When they do come in, take a top down approach and start bumping your site up for the terms you actually get hits for. I almost came up with a formula for why this works called PKEI or personal keyword effectivity index and it goes like this:
PKEI = (Amount of hits you get for the term) X (Your site's position in the SERP's for the term)
It's not that straightforward but that's the way it works. I wanted to write a post not work out the formula. If you get 100 hits a month for "green ipod" and your position is 10 in Google, that 100 hits is hiding a lot of potential. Moving to number one will blow you away. The move from #2 to #1 is rather dramatic also but not as much. And if you are on the second page of the results and still get a decent amount of hits, moving to the first page will open up the flood gates.
Of course, this has to be balanced with your actual ability to increase a page's rank in the search engines. If you are on page ten and you still get hits for a term, yes, that term has potential, but can you move it that far. It's not really until you get on the first page that the changes start becoming dramatic.
- Optimizing Your Site For Hits You Already Get Part 1
- Optimizing Your Site For Hits You Already Get Part 2
Become Your Own Competitor
We have two sites that we sell on. For certain specific terms, our pages are the #1,#2,#3, and #4 results for the term. The first time I saw it, I laughed my ass off. We pretty much blanketed the first page.
The second site began because of a different product line worthy of it's own site, even though it was the same type product. The results were an accident.
Don't Just Sell
Write articles and put them on your site. Add a blog. Do something to get the people who are looking for answer's to a question your product solves to buy.

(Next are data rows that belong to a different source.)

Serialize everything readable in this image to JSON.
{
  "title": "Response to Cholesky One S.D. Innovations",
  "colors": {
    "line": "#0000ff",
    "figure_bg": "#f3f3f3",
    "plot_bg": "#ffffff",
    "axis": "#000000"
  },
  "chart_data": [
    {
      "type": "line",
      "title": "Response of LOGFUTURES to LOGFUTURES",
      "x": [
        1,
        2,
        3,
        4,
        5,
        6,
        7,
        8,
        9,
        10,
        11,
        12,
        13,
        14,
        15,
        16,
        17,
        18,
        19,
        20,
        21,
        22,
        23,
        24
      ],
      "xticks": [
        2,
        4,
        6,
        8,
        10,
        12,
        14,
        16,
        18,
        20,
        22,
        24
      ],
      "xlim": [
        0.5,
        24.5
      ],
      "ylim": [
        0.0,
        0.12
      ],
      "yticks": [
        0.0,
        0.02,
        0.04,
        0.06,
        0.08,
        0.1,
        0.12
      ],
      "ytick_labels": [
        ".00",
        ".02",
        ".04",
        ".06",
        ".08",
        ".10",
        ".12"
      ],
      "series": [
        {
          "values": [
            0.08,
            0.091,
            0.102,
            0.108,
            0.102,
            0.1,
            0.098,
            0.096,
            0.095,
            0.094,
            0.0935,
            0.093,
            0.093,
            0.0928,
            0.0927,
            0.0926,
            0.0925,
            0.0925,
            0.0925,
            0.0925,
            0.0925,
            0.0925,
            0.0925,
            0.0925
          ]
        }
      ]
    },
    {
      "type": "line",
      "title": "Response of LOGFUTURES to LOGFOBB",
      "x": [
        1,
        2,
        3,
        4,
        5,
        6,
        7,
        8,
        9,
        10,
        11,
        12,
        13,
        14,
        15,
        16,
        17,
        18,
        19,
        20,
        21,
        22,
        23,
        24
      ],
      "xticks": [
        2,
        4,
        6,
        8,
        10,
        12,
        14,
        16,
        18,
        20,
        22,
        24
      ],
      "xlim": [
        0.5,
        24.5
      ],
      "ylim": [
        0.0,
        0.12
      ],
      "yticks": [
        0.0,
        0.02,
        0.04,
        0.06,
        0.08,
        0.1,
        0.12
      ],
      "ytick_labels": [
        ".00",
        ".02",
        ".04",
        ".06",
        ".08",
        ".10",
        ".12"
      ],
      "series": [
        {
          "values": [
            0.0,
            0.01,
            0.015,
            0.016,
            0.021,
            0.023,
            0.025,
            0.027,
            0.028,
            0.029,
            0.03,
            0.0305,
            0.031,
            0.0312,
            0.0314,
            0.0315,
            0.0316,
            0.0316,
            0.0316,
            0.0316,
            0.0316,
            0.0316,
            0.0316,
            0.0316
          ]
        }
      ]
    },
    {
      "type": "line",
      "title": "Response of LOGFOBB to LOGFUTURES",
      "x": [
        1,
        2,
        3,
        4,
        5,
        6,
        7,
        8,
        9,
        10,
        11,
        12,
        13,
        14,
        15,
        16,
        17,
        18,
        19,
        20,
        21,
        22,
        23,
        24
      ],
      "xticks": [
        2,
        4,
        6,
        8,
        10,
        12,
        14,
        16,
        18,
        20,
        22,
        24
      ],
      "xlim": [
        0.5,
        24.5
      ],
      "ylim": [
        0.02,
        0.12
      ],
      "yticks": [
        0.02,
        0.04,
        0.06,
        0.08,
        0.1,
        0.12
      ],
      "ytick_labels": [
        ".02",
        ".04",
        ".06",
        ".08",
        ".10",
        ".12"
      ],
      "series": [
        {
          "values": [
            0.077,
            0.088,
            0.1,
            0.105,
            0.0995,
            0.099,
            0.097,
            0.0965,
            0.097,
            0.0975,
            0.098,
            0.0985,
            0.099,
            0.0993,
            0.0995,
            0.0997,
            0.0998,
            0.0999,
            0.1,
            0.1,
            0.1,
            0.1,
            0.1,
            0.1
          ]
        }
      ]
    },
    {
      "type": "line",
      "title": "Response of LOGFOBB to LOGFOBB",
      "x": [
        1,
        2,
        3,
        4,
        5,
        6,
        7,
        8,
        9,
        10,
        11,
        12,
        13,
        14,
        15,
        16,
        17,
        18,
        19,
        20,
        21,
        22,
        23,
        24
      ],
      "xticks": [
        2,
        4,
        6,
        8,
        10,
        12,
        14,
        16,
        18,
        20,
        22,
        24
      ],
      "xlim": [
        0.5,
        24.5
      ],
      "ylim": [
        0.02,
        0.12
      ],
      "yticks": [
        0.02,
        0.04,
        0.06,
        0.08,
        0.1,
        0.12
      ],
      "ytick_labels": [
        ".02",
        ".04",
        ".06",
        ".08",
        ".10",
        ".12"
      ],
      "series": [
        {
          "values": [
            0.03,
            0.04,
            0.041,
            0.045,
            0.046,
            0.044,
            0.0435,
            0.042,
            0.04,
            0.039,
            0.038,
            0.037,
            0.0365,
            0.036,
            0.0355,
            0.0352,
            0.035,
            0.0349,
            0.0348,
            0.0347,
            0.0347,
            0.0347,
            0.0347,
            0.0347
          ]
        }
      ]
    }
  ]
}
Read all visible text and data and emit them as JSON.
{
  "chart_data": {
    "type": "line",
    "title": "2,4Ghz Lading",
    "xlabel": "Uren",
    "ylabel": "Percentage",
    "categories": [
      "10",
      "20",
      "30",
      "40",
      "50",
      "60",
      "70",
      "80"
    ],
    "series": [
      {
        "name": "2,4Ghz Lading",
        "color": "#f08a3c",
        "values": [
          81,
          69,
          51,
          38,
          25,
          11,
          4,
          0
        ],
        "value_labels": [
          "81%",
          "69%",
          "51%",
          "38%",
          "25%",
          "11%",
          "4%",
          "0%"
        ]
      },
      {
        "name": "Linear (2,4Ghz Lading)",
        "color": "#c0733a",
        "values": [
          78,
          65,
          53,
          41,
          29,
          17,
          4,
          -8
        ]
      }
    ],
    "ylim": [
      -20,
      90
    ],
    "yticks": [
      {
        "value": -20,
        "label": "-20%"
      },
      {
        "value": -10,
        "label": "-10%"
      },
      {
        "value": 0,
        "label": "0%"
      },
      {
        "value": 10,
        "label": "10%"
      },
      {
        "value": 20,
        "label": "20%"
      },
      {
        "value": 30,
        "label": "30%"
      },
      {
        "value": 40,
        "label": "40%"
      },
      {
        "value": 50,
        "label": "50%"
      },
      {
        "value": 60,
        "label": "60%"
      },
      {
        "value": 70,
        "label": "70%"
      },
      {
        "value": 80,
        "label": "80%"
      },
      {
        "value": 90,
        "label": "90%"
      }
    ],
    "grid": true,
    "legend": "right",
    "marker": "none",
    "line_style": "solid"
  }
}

Ecommerce software is behind the times. I am going to tell you that right now. There is no Wordpress easiness to them. There is no SEO easiness to them without editing a mass of files. And you are basically stuck with the structure.
A blog in a subdirectory or subdomain lets you play a little. The amount of tweaking you can do to a product listing or category structure is limited. Use the blog as a strategic tool to bring in hits and direct search engine traffic.
Who Exactly Are Your Competitors
A great question to ask. We started out thinking that locksmiths and window installers anywhere were our competitors. Not so. We sell parts and we sell them to installers just as much a do-it-yourselfers. So we built a site connected to ours where installers can list their businesses. It helps them. It helps us. And it helps customers who bought a part and have no clue what to do with it.
And a lot of the times, your vendor is not your competitor. If you sell a lot of their products, give them a call and tell them a link from their site will help you sell more of their products.
Mimic More Competitive Industries
If it was easy to get your site where it is, it's not going to be for long. And you have just learned that there is really not much to learn from your direct competitors. Follow them so far. See where they get their links.
But then choose another industry. As an affiliate, I always followed porn, online gambling and home loans to name a few. Not that I was going to promote those products. But I figured if I used their techniques to promote what I was promoting, I would be ahead of affiliates in my niche.
Be an Early Adopter
There are new technologies coming out daily. You can be the first or you can cry when you are the last. Just because your niche is not tech related does not mean that the cutting edge technologies won't help you. Take a few leaps.